In an attempt to reverse the curse on their family name, the couple venture into the woods and to find the cow as white as milk, the cape as red as blood, the hair as yellow as corn, and the slipper as pure as gold. Along the way, they learn that even their most desired wishes can be deceiving. The events that follow within these woods are jam-packed with beautifully composed music performed by a live orchestra, along with valuable life lessons that are prevalent in both the classic fairy tales and today. 

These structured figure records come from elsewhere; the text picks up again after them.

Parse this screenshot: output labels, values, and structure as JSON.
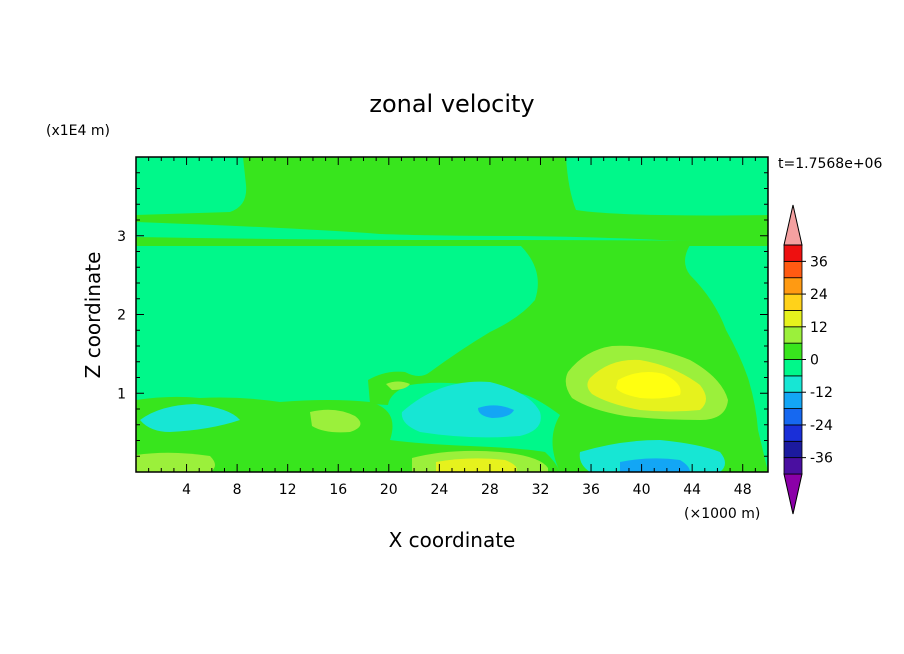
{
  "chart_data": {
    "type": "heatmap",
    "title": "zonal velocity",
    "time_label": "t=1.7568e+06",
    "xlabel": "X coordinate",
    "ylabel": "Z coordinate",
    "x_unit_label": "(×1000 m)",
    "y_unit_label": "(x1E4 m)",
    "xlim": [
      0,
      50
    ],
    "ylim": [
      0,
      4
    ],
    "x_ticks": [
      "4",
      "8",
      "12",
      "16",
      "20",
      "24",
      "28",
      "32",
      "36",
      "40",
      "44",
      "48"
    ],
    "y_ticks": [
      "1",
      "2",
      "3"
    ],
    "colorbar": {
      "levels": [
        -42,
        -36,
        -30,
        -24,
        -18,
        -12,
        -6,
        0,
        6,
        12,
        18,
        24,
        30,
        36,
        42
      ],
      "tick_labels": [
        "36",
        "24",
        "12",
        "0",
        "-12",
        "-24",
        "-36"
      ],
      "colors": [
        "#8b00a8",
        "#4a0fa0",
        "#1c1a9e",
        "#1a2fd8",
        "#1668f0",
        "#13a6f5",
        "#17e6d4",
        "#00f88a",
        "#38e51d",
        "#9bf03b",
        "#e6f21d",
        "#ffd21a",
        "#ff9a12",
        "#ff5a12",
        "#ee1010",
        "#f4a0a0"
      ]
    },
    "fields": {
      "background": 0,
      "regions": [
        {
          "name": "upper-positive-band",
          "value": 3
        },
        {
          "name": "upper-thin-band",
          "value": 3
        },
        {
          "name": "mid-right-positive",
          "value": 3
        },
        {
          "name": "jet-core-outer",
          "value": 9
        },
        {
          "name": "jet-core",
          "value": 15
        },
        {
          "name": "jet-core-inner",
          "value": 21
        },
        {
          "name": "low-level-positive",
          "value": 3
        },
        {
          "name": "low-level-yellow",
          "value": 15
        },
        {
          "name": "low-level-negative",
          "value": -9
        }
      ]
    }
  }
}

Although the theater’s energy for opening night was notably present throughout the entirety of the show, the crowd was especially astounded by the performance given by Gavin Creel, who played both Cinderella’s Prince and the Wolf. His vibrant energy with his co-stars lit the theater up with laughter, and his amazing vocals brought the audience to their feet.

Katy Geraghty, who played Little Red Riding Hood, captured the hearts of everyone in the room. Geraghty’s sharp wit and hilarious performance of Red Riding Hood’s infamous song, “I Know Things Now,” brought the audience nothing but smiles and cheers. 

For many theater fanatics, it did not come as a shocker when Montego Glover stole the show once more with her iconic portrayal of the witch. With her intimate and powerful vocals, Glover delivered an emotional conclusion to her character’s story and left the audience continuously on the edge of their seats.

“Glover’s voice soars in “Last Midnight” as well as breaks your heart in “Stay with Me,” says journalist Kristin Franco in her review of the tour’s recent performance at the Kennedy Center Opera House in Washington, D.C. 

During their time in Boston, the cast and crew will also be providing accessible performances on select dates for those who prefer open captioning, live audio description, or an American Sign Language accompaniment. If you’re eager to follow the Giant’s trail, you can catch “Into the Woods” in Boston until April 2 before the company continues on to Philadelphia.